Reviews

Roots

James Macdonald revives Arnold Wesker’s 1958 play “beautifully”, with a “meticulous, quivering performance” from Jessica Raine

Michael Coveney

Michael Coveney

| London | London's West End |

9 October 2013

Linda Bassett and Jessica Raine
Linda Bassett and Jessica Raine
© Stephen Cummiskey

Arnold Wesker's Roots (1958), the middle play of his famous trilogy, was as important and life-changing a play for its generation at the Royal Court – where it surfaced in 1960 – as was Look Back in Anger four years earlier, and it's no less than thrilling to have director James Macdonald revive it so beautifully at the Donmar.

The significance of Roots, and of Wesker, is explained in a brilliantly incisive programme note by David Edgar, but still people around me were reeling with surprise and delight in the two intervals; the second act scene between Beatie and her mother, with its talk of clothes, cooking and socialism, and tin bath preparations, is even forgotten by those (including me) fully primed for the rousing third act epiphany.

Roots marks Beatie Bryant's (Jessica Raine) homecoming to a family of Norfolk farm labourers. She's a painter, now, having taken up in London with Ronnie Khan (the intellectual idealist in the trilogy, the Wesker figure) whom they are all waiting to meet. And in its quotidian detail and steady thrum of domestic chatter, we have the sense of Beatie "improving" herself and finding her own voice.

The play is a working class classic precisely because it charts that historic post-war shift in social mobility and awareness through education, politics and art; Beatie here demonstrates her new-found elation in music to the grumpily bovine figure of her mother (a performance of sustained and enthralling brilliance by Linda Bassett, who is morphing into Dandy Nichols) by putting on a record of Bizet's "L'Arlesienne Suite" and cavorting to the farandole.

Raine's meticulous, quivering performance has a beguiling honesty and vulnerability.
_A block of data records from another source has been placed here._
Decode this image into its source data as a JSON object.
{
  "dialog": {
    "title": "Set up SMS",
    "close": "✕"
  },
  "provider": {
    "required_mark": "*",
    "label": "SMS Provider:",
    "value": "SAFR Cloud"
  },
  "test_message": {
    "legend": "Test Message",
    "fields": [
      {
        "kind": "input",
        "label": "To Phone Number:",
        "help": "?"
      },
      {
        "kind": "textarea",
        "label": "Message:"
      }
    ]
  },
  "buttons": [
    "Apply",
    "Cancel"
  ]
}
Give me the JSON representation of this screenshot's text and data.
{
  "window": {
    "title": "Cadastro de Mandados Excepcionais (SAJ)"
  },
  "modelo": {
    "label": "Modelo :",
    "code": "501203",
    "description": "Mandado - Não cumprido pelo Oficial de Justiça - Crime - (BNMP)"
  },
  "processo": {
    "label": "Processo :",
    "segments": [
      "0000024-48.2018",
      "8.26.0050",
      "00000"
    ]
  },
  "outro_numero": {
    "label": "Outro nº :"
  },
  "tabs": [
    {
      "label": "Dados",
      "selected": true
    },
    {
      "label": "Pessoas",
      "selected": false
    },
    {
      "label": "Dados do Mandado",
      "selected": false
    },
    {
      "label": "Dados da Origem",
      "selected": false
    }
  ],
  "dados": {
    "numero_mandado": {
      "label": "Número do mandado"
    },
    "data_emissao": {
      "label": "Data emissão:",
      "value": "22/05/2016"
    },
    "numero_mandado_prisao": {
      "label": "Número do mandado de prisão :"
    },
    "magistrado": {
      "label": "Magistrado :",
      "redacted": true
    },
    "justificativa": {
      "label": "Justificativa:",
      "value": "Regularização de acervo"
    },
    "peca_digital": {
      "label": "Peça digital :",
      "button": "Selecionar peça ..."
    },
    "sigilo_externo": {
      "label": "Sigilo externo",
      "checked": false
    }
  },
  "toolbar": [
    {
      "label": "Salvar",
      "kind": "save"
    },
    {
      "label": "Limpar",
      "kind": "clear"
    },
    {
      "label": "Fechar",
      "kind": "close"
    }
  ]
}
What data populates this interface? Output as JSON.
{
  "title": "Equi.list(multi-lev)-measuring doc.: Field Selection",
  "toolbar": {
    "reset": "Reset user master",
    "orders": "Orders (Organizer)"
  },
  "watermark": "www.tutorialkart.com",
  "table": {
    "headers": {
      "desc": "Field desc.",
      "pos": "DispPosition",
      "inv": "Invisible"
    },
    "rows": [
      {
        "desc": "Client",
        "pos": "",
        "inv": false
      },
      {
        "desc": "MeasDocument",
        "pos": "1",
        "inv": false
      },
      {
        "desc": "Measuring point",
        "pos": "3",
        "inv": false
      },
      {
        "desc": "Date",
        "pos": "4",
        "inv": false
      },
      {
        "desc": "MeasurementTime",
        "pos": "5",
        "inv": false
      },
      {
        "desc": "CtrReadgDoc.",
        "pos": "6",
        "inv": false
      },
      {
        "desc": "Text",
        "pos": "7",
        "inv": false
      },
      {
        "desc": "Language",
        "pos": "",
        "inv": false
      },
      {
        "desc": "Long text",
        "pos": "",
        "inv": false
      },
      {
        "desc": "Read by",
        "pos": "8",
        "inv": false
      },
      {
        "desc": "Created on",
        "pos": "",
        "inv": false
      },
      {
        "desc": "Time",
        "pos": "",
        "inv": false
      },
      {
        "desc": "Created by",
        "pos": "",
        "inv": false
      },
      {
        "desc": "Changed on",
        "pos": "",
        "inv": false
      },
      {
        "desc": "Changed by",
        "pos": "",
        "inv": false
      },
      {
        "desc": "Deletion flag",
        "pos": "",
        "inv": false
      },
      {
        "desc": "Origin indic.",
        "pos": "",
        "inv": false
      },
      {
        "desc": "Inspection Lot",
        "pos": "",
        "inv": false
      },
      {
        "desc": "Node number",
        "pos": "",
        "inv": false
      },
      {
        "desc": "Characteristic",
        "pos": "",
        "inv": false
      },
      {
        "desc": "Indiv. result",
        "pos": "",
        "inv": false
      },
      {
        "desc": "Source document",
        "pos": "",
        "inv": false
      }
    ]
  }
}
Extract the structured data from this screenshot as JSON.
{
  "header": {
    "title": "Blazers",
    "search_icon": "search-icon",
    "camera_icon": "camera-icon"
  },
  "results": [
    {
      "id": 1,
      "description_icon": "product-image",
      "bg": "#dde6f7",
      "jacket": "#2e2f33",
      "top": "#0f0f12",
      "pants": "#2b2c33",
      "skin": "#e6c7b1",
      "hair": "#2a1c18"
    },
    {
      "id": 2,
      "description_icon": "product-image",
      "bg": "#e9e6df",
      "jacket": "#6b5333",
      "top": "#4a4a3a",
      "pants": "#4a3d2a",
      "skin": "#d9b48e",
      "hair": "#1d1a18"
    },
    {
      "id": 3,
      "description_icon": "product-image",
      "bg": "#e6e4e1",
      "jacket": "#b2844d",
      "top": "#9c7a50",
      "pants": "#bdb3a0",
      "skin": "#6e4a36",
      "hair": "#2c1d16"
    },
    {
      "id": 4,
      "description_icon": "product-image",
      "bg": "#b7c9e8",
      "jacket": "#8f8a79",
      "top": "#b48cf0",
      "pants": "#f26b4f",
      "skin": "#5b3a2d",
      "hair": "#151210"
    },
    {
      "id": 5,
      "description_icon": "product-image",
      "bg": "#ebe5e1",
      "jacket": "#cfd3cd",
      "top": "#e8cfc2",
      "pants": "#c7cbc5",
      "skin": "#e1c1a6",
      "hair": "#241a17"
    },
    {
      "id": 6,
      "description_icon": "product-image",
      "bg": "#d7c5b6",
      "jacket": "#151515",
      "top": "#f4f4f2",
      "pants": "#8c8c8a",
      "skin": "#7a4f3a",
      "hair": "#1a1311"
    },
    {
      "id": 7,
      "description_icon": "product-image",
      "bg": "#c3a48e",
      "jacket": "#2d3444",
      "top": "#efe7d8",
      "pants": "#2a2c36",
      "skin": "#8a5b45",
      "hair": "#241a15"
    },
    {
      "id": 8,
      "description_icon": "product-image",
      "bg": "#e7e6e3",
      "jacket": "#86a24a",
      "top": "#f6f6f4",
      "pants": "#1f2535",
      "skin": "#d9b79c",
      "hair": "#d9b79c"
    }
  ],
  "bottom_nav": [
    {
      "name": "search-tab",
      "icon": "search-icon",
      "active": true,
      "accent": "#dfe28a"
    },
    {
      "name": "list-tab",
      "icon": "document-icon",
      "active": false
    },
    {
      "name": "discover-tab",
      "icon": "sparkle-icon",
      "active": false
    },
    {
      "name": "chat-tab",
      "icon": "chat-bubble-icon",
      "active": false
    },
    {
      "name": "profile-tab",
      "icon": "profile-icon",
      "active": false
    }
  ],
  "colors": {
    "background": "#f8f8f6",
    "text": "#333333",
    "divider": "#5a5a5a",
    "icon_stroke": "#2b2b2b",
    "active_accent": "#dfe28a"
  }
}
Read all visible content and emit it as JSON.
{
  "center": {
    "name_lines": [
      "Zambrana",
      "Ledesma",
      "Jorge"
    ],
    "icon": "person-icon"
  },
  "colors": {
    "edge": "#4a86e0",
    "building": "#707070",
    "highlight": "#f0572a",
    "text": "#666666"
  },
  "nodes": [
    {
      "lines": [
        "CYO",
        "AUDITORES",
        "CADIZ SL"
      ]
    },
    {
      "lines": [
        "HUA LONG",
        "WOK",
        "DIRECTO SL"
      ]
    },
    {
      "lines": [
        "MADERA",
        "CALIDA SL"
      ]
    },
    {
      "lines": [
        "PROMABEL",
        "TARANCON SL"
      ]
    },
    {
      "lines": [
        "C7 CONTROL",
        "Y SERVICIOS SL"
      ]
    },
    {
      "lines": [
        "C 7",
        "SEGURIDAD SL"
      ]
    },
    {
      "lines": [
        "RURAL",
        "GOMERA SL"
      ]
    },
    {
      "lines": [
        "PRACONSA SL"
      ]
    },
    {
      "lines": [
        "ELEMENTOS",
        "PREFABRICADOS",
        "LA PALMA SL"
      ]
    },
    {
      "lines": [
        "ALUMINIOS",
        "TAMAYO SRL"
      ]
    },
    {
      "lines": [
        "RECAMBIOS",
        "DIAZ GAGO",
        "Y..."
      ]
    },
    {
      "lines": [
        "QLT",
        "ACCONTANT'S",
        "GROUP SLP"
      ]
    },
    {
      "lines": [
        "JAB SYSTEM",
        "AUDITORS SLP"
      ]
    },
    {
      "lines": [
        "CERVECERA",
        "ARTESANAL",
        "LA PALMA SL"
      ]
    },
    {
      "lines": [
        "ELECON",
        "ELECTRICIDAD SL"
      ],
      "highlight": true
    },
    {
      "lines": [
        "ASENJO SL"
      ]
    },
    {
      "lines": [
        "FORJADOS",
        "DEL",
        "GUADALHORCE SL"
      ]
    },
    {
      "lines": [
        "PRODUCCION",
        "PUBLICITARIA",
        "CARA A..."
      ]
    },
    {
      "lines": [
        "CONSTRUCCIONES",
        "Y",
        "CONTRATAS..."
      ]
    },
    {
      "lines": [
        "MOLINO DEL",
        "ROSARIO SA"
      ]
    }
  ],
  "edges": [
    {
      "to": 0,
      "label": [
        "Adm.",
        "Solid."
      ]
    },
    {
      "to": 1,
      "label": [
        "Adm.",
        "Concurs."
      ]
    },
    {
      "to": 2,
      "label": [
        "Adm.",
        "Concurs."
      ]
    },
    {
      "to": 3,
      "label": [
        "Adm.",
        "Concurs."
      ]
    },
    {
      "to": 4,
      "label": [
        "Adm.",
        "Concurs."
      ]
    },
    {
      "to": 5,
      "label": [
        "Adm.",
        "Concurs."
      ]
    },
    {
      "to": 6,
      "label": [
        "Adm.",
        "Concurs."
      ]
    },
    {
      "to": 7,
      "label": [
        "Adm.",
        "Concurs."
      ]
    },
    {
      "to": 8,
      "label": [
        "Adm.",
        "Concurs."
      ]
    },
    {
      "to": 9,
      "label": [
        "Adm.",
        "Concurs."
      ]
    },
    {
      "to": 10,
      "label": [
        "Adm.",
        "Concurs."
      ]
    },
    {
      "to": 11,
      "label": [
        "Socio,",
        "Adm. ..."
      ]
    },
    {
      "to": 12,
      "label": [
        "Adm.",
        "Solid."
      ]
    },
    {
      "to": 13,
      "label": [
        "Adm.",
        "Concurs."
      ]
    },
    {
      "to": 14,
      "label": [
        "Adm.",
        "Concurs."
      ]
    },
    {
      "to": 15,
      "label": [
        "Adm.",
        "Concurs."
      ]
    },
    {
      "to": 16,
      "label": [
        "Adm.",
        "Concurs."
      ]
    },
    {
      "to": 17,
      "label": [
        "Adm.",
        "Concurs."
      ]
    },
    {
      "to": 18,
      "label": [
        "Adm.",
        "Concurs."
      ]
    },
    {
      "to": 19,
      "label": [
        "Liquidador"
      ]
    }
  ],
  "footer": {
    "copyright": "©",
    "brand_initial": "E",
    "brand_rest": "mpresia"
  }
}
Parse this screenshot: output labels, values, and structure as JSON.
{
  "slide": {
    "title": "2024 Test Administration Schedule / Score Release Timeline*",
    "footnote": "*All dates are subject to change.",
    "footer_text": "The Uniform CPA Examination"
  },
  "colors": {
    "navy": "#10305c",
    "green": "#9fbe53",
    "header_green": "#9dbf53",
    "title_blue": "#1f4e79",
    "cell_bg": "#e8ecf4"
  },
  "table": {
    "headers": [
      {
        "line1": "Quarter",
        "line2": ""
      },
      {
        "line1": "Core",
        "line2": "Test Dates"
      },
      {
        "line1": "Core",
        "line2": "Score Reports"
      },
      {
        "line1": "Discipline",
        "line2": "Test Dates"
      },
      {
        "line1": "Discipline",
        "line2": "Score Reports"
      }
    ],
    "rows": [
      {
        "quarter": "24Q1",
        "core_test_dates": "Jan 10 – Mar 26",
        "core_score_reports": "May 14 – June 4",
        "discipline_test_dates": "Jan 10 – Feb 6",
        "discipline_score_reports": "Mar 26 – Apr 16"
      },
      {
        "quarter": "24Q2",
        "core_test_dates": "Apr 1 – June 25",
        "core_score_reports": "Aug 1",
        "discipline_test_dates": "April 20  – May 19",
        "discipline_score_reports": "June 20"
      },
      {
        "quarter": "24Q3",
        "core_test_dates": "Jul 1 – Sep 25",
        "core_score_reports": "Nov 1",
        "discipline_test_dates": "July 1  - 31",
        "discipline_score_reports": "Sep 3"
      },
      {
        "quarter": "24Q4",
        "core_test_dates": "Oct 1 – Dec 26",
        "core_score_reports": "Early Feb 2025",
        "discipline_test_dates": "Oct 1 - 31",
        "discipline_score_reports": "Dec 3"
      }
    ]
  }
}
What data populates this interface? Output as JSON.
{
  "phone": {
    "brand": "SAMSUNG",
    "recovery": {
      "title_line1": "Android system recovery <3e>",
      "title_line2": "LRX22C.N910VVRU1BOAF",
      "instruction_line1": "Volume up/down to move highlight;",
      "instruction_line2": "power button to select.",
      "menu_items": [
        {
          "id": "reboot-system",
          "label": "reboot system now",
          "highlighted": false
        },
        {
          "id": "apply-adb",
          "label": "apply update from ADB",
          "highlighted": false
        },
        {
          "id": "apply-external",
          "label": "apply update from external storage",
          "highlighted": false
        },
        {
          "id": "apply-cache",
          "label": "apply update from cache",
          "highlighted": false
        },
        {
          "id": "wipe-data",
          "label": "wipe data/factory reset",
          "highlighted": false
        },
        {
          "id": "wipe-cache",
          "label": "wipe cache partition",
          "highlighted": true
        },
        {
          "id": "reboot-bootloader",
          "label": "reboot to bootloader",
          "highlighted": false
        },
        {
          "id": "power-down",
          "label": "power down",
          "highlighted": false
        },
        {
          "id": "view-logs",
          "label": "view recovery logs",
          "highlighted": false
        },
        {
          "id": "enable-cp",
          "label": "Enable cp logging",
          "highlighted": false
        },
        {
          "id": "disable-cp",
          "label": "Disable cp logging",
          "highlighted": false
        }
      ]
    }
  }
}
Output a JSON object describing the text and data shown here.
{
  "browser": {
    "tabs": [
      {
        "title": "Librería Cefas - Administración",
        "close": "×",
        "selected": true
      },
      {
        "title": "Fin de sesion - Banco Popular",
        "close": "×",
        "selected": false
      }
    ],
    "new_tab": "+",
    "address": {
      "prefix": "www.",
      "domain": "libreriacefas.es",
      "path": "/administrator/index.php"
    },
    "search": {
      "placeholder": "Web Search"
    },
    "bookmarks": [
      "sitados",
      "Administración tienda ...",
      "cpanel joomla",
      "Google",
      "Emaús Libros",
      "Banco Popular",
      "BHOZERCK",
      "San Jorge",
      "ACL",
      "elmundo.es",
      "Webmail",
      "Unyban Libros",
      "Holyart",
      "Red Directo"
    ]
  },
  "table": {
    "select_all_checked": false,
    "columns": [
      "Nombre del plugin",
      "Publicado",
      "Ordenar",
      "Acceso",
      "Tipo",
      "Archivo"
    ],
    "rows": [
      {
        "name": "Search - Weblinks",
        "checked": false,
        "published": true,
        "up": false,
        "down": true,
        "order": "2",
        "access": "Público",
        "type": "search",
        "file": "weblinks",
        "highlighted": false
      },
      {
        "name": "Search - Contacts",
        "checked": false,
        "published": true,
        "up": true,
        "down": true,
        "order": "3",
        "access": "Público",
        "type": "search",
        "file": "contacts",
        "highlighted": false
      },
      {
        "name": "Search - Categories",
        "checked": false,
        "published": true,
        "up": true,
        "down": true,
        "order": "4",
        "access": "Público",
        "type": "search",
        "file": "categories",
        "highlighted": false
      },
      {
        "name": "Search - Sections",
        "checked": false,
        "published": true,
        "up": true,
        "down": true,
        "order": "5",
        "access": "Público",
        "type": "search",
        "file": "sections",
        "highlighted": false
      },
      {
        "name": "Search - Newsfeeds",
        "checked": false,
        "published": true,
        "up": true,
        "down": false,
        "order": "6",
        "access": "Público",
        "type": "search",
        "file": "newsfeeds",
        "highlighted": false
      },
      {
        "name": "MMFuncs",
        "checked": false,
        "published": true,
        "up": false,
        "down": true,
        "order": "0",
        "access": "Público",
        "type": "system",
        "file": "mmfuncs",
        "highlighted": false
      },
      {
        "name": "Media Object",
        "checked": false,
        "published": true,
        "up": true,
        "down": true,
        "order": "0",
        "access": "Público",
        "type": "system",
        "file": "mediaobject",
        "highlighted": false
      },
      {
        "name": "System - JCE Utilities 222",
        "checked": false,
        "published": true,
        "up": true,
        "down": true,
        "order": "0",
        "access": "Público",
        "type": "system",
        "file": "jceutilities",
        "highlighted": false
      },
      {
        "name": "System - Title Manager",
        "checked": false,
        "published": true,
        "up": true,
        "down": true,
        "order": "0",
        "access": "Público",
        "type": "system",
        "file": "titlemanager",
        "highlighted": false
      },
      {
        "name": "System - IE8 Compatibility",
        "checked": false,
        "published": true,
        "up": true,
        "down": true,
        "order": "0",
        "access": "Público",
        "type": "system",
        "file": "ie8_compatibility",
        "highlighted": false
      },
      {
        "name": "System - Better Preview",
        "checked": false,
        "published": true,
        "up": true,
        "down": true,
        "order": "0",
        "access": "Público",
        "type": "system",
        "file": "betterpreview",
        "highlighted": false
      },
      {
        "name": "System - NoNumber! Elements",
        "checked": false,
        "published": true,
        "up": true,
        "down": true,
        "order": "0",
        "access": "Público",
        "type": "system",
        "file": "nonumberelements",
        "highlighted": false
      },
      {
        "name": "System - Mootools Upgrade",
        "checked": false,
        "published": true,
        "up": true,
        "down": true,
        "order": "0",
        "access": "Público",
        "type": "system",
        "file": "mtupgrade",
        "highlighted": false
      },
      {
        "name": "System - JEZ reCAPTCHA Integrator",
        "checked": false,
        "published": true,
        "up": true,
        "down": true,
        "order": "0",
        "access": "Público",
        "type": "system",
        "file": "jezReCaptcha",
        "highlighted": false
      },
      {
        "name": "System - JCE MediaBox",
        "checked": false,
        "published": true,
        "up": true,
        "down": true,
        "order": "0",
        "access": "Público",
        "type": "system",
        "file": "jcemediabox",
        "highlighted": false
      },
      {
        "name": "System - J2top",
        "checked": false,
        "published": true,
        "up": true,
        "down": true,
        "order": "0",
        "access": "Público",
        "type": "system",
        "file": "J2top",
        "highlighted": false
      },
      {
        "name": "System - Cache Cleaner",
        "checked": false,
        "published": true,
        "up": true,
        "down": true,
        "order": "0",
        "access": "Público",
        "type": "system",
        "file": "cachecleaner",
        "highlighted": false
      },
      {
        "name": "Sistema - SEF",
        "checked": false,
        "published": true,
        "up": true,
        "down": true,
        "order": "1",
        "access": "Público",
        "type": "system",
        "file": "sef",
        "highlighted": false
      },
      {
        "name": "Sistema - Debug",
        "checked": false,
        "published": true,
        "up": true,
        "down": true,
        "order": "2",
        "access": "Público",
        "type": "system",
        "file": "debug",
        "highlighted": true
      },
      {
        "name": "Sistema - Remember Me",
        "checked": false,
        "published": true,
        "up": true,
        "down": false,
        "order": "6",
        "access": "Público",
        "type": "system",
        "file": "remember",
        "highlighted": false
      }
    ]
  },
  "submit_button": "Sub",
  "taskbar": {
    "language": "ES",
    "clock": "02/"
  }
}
Irving Wardle said you always knew that a strong-headed Joan Plowright (the original Beatie) would be alright; with Raine, you're not sure, though her triumph as the rain sleets down and the family reconvenes for their high tea at the table is momentarily and theatrically complete.

You enter the Donmar to the accompaniment of cooking smells and birdsong, followed by talk in a thick country burr of indigestion, unemployment, a new dress from Swan and Edgar, pop songs, love in the afternoon and family squabbles.

There's a potato-peeling Lawrentian realism at work, but also a crepuscular aesthetic beauty in the shadows and half-light of Guy Hoare's exceptional poetic lighting on Hildegard Bechtler's grey, ramshackle cottage, with a practical staircase to one side.

Raine's performance, superbly buttressed by Bassett's, is surrounded by others of equal distinction: Lisa Ellis and Carl Prekopp as her unimpressed siblings, with Michael Jibson and Emma Stansfield as their respective spouses; David Burke as a nostalgic old rum bugger of a neighbour; Nic Jackman as the farm manager; and Ian Gelder as Beatie's father, not seeing what any of the fuss is about and sneaking a crafty cigarette on the side while contemplating the grim future.